Pour certains administrateurs, l’affaire pose une autre question : Vivendi peut-il continuer longtemps à être associé de manière si directe à la famille Bolloré ? D’autres au contraire estiment que le groupe doit beaucoup à l’impulsion de Vincent Bolloré et que son influence est une chance plus qu’un risque.

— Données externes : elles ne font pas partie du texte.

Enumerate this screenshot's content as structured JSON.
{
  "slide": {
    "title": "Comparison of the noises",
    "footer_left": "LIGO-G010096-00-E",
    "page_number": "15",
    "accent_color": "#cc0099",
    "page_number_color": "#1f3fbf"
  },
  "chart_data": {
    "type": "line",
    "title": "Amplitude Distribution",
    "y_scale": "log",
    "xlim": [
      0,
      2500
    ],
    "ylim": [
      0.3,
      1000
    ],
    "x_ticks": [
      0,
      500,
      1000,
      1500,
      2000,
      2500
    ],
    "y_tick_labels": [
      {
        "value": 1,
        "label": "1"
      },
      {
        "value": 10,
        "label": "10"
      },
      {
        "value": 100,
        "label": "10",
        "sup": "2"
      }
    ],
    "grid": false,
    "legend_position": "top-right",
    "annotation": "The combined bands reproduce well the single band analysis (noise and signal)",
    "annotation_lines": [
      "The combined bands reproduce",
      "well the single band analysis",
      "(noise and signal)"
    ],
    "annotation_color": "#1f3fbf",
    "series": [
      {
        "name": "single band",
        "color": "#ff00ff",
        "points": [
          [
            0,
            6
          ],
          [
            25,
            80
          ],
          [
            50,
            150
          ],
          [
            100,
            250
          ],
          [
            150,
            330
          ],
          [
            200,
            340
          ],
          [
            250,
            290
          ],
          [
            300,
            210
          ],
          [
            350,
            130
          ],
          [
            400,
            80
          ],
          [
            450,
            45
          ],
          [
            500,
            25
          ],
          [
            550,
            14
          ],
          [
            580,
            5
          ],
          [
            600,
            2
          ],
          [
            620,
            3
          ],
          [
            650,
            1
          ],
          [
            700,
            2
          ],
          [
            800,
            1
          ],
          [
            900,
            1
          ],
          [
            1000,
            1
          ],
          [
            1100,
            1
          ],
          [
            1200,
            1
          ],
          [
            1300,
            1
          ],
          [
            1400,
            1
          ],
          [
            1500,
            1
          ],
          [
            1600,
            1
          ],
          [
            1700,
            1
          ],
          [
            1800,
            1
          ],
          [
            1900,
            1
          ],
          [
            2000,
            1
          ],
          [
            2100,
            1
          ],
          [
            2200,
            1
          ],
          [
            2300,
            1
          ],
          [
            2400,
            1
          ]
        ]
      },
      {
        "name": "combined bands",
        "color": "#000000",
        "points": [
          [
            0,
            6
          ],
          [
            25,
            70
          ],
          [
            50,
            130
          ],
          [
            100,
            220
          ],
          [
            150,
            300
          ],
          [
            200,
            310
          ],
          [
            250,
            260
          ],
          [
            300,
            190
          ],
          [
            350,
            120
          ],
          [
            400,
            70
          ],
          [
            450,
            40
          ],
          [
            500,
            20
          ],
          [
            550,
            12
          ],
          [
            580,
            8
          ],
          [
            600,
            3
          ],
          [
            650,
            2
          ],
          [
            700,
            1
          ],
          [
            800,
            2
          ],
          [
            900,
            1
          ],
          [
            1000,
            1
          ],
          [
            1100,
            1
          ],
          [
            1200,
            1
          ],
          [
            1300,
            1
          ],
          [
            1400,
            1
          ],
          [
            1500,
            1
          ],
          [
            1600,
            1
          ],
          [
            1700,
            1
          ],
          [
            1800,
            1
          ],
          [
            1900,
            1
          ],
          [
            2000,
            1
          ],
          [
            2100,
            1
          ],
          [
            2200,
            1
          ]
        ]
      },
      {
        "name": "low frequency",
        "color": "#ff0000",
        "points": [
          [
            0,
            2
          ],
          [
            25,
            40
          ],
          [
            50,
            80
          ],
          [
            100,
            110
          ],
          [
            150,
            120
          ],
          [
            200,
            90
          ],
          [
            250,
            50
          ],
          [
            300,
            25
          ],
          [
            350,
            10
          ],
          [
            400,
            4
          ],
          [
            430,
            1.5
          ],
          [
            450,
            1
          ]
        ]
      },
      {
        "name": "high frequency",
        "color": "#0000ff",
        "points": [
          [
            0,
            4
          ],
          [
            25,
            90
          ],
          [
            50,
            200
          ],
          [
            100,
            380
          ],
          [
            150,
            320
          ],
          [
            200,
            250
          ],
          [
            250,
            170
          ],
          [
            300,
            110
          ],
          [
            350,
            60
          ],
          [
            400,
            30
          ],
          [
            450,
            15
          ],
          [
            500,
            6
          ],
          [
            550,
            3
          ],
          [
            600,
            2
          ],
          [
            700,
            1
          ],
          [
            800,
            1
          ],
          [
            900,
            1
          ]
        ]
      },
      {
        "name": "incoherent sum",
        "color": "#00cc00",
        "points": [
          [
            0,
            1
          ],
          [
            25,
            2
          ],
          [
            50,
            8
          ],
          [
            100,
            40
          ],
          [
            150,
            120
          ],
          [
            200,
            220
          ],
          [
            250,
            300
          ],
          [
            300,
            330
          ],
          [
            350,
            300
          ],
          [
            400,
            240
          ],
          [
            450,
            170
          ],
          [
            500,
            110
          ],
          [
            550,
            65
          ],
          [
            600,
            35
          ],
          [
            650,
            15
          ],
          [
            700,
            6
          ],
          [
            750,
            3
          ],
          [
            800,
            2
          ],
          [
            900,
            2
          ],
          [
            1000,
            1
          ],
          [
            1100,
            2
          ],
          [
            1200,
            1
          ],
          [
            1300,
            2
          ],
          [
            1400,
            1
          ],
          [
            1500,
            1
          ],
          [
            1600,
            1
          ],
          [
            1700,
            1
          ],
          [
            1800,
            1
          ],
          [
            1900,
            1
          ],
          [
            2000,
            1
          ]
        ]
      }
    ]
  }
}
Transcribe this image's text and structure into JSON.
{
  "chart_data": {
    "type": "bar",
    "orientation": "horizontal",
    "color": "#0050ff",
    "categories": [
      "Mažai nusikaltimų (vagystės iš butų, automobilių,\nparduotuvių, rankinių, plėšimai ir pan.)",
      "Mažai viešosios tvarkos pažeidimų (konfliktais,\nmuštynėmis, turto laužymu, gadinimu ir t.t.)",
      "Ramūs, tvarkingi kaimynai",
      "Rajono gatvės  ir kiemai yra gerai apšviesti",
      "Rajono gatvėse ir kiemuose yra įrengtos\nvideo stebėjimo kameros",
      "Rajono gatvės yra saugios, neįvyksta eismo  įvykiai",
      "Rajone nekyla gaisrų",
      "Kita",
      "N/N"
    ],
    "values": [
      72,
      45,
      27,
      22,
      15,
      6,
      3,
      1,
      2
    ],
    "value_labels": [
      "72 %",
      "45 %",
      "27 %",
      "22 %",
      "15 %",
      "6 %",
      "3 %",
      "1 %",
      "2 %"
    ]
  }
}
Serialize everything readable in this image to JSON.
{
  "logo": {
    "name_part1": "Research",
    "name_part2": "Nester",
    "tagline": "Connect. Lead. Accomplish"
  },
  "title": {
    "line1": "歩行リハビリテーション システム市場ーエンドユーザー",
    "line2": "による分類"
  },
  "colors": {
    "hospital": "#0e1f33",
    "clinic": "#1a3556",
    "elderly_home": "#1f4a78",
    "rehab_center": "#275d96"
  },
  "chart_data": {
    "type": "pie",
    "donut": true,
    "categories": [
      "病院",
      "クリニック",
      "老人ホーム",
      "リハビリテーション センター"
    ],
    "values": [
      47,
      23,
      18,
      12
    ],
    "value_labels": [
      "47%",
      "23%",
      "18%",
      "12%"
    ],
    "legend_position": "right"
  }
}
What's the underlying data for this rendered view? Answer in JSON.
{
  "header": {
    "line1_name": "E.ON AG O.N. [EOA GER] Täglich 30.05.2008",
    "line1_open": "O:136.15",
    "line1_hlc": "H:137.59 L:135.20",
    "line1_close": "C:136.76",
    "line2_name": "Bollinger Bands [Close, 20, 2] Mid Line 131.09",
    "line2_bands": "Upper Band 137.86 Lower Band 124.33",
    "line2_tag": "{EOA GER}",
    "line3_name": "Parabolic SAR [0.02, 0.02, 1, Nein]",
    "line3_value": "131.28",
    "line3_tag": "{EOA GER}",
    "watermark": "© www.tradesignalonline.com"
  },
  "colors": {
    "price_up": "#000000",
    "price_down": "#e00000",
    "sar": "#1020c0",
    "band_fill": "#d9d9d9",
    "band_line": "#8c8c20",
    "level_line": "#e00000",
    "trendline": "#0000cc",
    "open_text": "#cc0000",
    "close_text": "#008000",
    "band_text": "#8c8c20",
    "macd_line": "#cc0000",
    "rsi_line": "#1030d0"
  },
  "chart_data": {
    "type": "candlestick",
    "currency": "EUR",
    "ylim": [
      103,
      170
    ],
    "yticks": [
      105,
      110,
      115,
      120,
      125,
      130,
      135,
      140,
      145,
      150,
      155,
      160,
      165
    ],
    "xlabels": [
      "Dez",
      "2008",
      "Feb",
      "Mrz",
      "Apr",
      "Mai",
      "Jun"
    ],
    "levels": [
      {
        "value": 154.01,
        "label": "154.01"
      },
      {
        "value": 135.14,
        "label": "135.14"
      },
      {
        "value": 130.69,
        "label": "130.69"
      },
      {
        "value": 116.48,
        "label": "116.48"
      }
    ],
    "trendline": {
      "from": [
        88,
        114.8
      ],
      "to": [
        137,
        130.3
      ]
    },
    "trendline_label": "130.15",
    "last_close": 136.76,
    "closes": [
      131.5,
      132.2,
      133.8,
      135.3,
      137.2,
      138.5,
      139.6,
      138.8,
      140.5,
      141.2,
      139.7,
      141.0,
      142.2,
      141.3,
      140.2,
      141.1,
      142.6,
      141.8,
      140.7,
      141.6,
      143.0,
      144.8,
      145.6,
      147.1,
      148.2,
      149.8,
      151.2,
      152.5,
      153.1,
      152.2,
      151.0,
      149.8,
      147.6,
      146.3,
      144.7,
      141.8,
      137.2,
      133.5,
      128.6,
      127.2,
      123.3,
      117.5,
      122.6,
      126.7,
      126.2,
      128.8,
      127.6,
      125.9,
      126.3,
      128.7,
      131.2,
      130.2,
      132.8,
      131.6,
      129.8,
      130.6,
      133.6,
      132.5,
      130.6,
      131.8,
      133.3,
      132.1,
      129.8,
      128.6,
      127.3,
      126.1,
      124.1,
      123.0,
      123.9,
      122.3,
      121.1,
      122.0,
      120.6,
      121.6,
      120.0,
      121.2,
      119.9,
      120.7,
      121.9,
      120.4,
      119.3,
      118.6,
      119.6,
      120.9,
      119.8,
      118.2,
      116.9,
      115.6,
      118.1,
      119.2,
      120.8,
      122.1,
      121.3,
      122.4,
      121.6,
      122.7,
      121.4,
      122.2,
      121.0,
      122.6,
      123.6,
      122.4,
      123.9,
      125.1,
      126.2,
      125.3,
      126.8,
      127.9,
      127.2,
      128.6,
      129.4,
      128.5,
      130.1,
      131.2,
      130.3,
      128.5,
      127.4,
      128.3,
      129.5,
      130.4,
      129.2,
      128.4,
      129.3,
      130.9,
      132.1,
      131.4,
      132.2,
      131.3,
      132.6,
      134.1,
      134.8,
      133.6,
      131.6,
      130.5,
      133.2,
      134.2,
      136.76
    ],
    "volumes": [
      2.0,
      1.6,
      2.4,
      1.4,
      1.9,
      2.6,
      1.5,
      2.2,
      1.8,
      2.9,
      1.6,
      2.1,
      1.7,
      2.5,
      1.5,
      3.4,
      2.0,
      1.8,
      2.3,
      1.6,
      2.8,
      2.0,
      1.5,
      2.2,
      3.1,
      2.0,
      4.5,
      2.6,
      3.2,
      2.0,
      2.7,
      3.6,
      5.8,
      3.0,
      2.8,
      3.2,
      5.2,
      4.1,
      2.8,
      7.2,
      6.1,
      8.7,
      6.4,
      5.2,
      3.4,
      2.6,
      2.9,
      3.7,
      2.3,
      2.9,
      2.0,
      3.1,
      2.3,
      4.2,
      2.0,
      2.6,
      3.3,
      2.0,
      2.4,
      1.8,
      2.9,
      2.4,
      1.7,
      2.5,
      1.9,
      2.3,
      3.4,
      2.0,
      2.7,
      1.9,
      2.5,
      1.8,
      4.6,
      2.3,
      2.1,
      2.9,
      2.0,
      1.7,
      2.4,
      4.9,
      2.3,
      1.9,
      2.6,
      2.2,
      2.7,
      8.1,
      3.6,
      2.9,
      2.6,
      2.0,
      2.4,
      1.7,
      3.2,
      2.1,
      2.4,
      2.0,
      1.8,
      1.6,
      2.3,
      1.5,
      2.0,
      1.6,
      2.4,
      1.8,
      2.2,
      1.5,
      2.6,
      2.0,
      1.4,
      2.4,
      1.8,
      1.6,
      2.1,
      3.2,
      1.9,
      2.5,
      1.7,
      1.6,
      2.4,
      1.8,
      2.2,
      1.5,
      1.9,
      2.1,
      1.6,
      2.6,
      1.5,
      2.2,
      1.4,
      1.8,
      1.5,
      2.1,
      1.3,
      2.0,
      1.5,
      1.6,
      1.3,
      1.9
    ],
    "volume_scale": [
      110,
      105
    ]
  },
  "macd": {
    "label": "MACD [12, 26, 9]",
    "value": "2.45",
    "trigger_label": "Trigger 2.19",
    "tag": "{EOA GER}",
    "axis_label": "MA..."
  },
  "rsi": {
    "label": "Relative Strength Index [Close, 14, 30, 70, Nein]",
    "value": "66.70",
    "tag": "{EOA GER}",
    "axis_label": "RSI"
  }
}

Cette division reflète la complexité de la situation. Vivendi n’est pas seulement un géant des médias ; c’est un écosystème politique, culturel, financier, où chaque décision a des répercussions multiples.


Qu’attendre des prochaines étapes ?

La suite s’annonce longue, technique, peut-être frustrante pour certains observateurs. Le renvoi devant une nouvelle Cour d’appel laissera à nouveau place à des expertises, des auditions, des rapports, des conclusions. Le débat autour du contrôle de fait, même encadré par la cassation, reste suffisamment complexe pour que les interprétations divergent.

Les minoritaires continueront sans doute de cibler ce qu’ils appellent la « gouvernance opaque » de Vivendi. Le groupe Bolloré, lui, entend démontrer que tout est conforme au droit, que les restructurations étaient nécessaires et que les accusations de contrôle occulte relèvent d’une vision fantasmée.

Vivendi devra quant à lui naviguer entre ces positions, sans perdre de vue ses ambitions industrielles. Le groupe est engagé dans une transformation profonde, notamment dans les médias et l’édition, secteurs où la concurrence mondiale est féroce. Le temps passé au tribunal est un temps qui n’est pas consacré à la stratégie, et cela a forcément un coût.


Conclusion : un dossier qui dit beaucoup plus qu’il n’y paraît

L’affaire Bolloré – Vivendi n’est pas simplement une question d’argent ou de droits de vote. C’est un cas d’école sur la gouvernance moderne, sur la place des actionnaires minoritaires, sur le rôle des grandes familles industrielles, sur la manière dont la justice encadre le pouvoir économique.

Elle montre combien le capitalisme contemporain est un équilibre fragile, où l’influence personnelle peut être perçue comme un risque, où la transparence devient un impératif moral autant que juridique.

Elle illustre également le besoin croissant des actionnaires de comprendre et de peser dans les grandes orientations des groupes, à un moment où les restructurations se multiplient dans tous les secteurs.

Enfin, elle éclaire, peut-être malgré elle, la figure complexe de Vincent Bolloré, entrepreneur respecté, stratège redouté, personnage clé de la vie industrielle française, souvent au centre des débats, parfois contre son gré.

Au fond, cette affaire ressemble à un miroir tendu à l’économie française. Elle révèle ses tensions, ses ambitions, ses conflits, mais aussi son extraordinaire capacité à se réinventer.

Le feuilleton est loin d’être fini. Et il captivante toujours autant, parce qu’il parle, au-delà des chiffres, de pouvoir, de vision et d’humain.